Jefferies’ Kean Marden said the placement looked “defensive in tone”, but added the firm’s outlook appeared better than had been feared.

The firm closed down 39.5p at £11.14, leaving it among the biggest fallers on the FTSE 100 on a poor day for European stock markets, which fell into the red after a weak opening.

Markets Hub - Compass Group

British Airways owner International Consolidated Airlines soared 8pc to the top of the blue-chip risers and stayed there through the session, after Heathrow airport said it was working with the Government to form a plan that would allow some people flying in from other countries to avoid quarantine restrictions.

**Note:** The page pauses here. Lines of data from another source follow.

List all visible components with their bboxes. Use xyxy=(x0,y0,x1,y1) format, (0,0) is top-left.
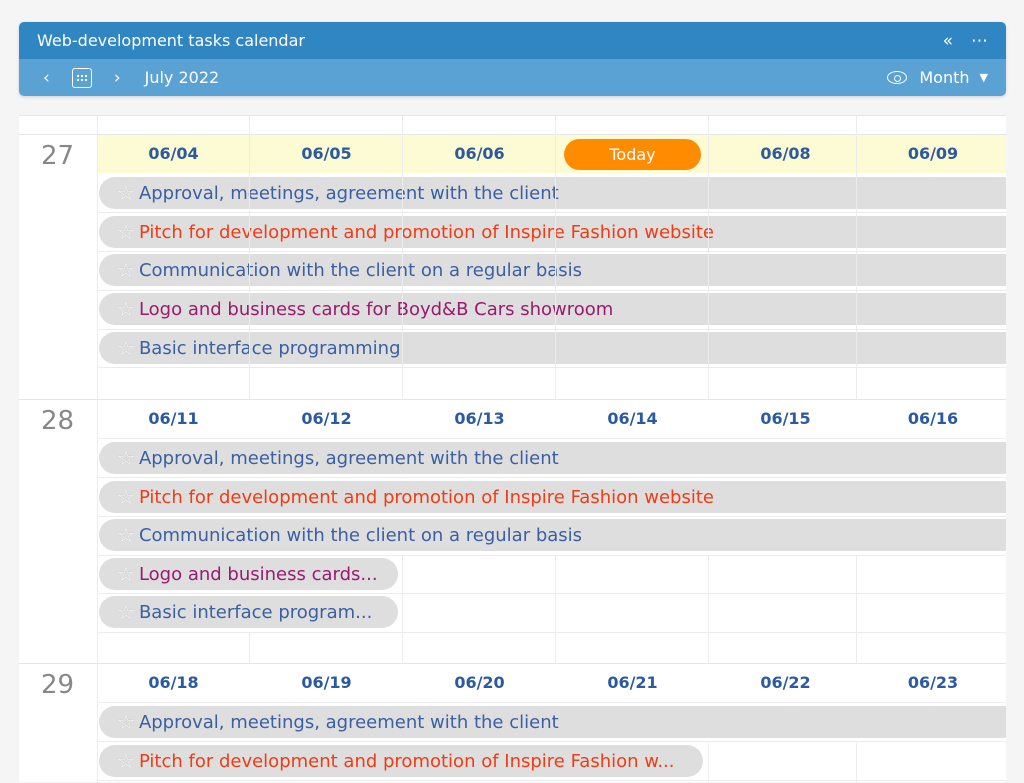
week-row: 29 06/18 06/19 06/20 06/21 06/22 06/23 ☆… xyxy=(19,663,1006,783)
star-icon[interactable]: ☆ xyxy=(117,487,135,507)
chevron-down-icon: ▼ xyxy=(979,71,988,84)
date-header-row: 06/04 06/05 06/06 Today 06/08 06/09 xyxy=(97,135,1006,173)
star-icon[interactable]: ☆ xyxy=(117,564,135,584)
week-number: 28 xyxy=(40,406,75,436)
task-bar[interactable]: ☆ Logo and business cards for Boyd&B Cars… xyxy=(99,293,1006,325)
task-bar[interactable]: ☆ Pitch for development and promotion of … xyxy=(99,216,1006,248)
task-label: Approval, meetings, agreement with the c… xyxy=(138,182,559,204)
star-icon[interactable]: ☆ xyxy=(117,222,135,242)
task-bar[interactable]: ☆ Pitch for development and promotion of … xyxy=(99,745,703,777)
date-cell[interactable]: 06/08 xyxy=(709,135,862,173)
task-bar[interactable]: ☆ Logo and business cards... xyxy=(99,558,398,590)
star-icon[interactable]: ☆ xyxy=(117,260,135,280)
star-icon[interactable]: ☆ xyxy=(117,525,135,545)
task-label: Pitch for development and promotion of I… xyxy=(138,221,714,243)
date-cell[interactable]: 06/19 xyxy=(250,664,403,702)
date-cell[interactable]: 06/15 xyxy=(709,400,862,438)
task-label: Communication with the client on a regul… xyxy=(138,524,583,546)
eye-icon xyxy=(887,71,908,84)
date-cell[interactable]: 06/13 xyxy=(403,400,556,438)
more-options-icon[interactable]: ⋯ xyxy=(971,31,988,51)
task-bar[interactable]: ☆ Basic interface program... xyxy=(99,596,398,628)
task-bar[interactable]: ☆ Communication with the client on a regu… xyxy=(99,519,1006,551)
star-icon[interactable]: ☆ xyxy=(117,338,135,358)
date-cell[interactable]: 06/09 xyxy=(862,135,1004,173)
star-icon[interactable]: ☆ xyxy=(117,712,135,732)
task-bar[interactable]: ☆ Communication with the client on a regu… xyxy=(99,254,1006,286)
date-cell[interactable]: 06/14 xyxy=(556,400,709,438)
title-bar: Web-development tasks calendar « ⋯ xyxy=(19,22,1006,59)
calendar-grid: 27 06/04 06/05 06/06 Today 06/08 06/09 ☆… xyxy=(19,115,1006,783)
date-cell[interactable]: 06/11 xyxy=(97,400,250,438)
task-label: Logo and business cards... xyxy=(138,563,378,585)
date-cell[interactable]: 06/22 xyxy=(709,664,862,702)
task-bar[interactable]: ☆ Approval, meetings, agreement with the … xyxy=(99,442,1006,474)
today-badge[interactable]: Today xyxy=(564,139,701,170)
next-month-button[interactable]: › xyxy=(114,68,121,88)
task-bar[interactable]: ☆ Basic interface programming xyxy=(99,332,1006,364)
date-cell[interactable]: 06/21 xyxy=(556,664,709,702)
week-number: 29 xyxy=(40,670,75,700)
date-header-row: 06/11 06/12 06/13 06/14 06/15 06/16 xyxy=(97,400,1006,438)
date-header-row: 06/18 06/19 06/20 06/21 06/22 06/23 xyxy=(97,664,1006,702)
star-icon[interactable]: ☆ xyxy=(117,299,135,319)
task-label: Communication with the client on a regul… xyxy=(138,259,583,281)
date-cell[interactable]: 06/23 xyxy=(862,664,1004,702)
task-label: Pitch for development and promotion of I… xyxy=(138,486,714,508)
week-row: 27 06/04 06/05 06/06 Today 06/08 06/09 ☆… xyxy=(19,134,1006,399)
today-cell[interactable]: Today xyxy=(556,135,709,173)
current-month-label: July 2022 xyxy=(144,68,220,87)
calendar-icon[interactable] xyxy=(71,67,92,88)
calendar-title: Web-development tasks calendar xyxy=(37,31,305,50)
task-label: Basic interface program... xyxy=(138,601,373,623)
task-label: Pitch for development and promotion of I… xyxy=(138,750,675,772)
star-icon[interactable]: ☆ xyxy=(117,751,135,771)
week-row: 28 06/11 06/12 06/13 06/14 06/15 06/16 ☆… xyxy=(19,399,1006,663)
date-cell[interactable]: 06/04 xyxy=(97,135,250,173)
task-bar[interactable]: ☆ Pitch for development and promotion of … xyxy=(99,481,1006,513)
calendar-header: Web-development tasks calendar « ⋯ ‹ › J… xyxy=(19,22,1006,96)
task-bar[interactable]: ☆ Approval, meetings, agreement with the … xyxy=(99,177,1006,209)
task-label: Approval, meetings, agreement with the c… xyxy=(138,447,559,469)
date-cell[interactable]: 06/05 xyxy=(250,135,403,173)
view-mode-dropdown[interactable]: Month ▼ xyxy=(887,68,988,87)
date-cell[interactable]: 06/12 xyxy=(250,400,403,438)
date-cell[interactable]: 06/06 xyxy=(403,135,556,173)
task-label: Approval, meetings, agreement with the c… xyxy=(138,711,559,733)
date-cell[interactable]: 06/20 xyxy=(403,664,556,702)
week-number: 27 xyxy=(40,141,75,171)
view-mode-label: Month xyxy=(919,68,970,87)
star-icon[interactable]: ☆ xyxy=(117,448,135,468)
task-label: Basic interface programming xyxy=(138,337,401,359)
navigation-bar: ‹ › July 2022 Month ▼ xyxy=(19,59,1006,96)
task-label: Logo and business cards for Boyd&B Cars … xyxy=(138,298,614,320)
star-icon[interactable]: ☆ xyxy=(117,602,135,622)
date-cell[interactable]: 06/16 xyxy=(862,400,1004,438)
prev-month-button[interactable]: ‹ xyxy=(43,68,50,88)
collapse-icon[interactable]: « xyxy=(943,31,953,51)
star-icon[interactable]: ☆ xyxy=(117,183,135,203)
date-cell[interactable]: 06/18 xyxy=(97,664,250,702)
task-bar[interactable]: ☆ Approval, meetings, agreement with the … xyxy=(99,706,1006,738)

It closed up 15.4p at 203.5p.

Sandwich maker Greencore was the biggest faller on the FTSE 250, dropping more than 7pc, or 10.8p, to 140.3p after reporting weekly demand for its food-to-go products had dropped as much as 70pc year on year since the end of March.

Despite a recovery in demand, sales volumes are still about 60pc lower, the company said. On a call, Patrick Coveney, its chief executive, said it expected a strong recovery as offices reopened and homemade lunch ennui drove workers back to shops for more varied products.

Mr Coveney told analysts that “consumers are getting bored and frustrated with the absence of choice”.

Its performance during the six months to the end of March was solid enough, with revenues up 1.6pc, and profit before tax leaping from £5.7m to £27.3m. HSBC’s Doriana Russo said Greencore’s shares looked attractive price-wise, but warned it may remain under pressure as the coronavirus pandemic continued.

Elsewhere, insurer Beazley climbed 25.8p to 357.2p after it raised £247m via a share placing. Peel Hunt analyst Andreas Van Embden said the fundraising would improve the firm’s near-term liquidity. “The capital raising makes sense and places the company on a firmer footing,” he wrote in a note to clients.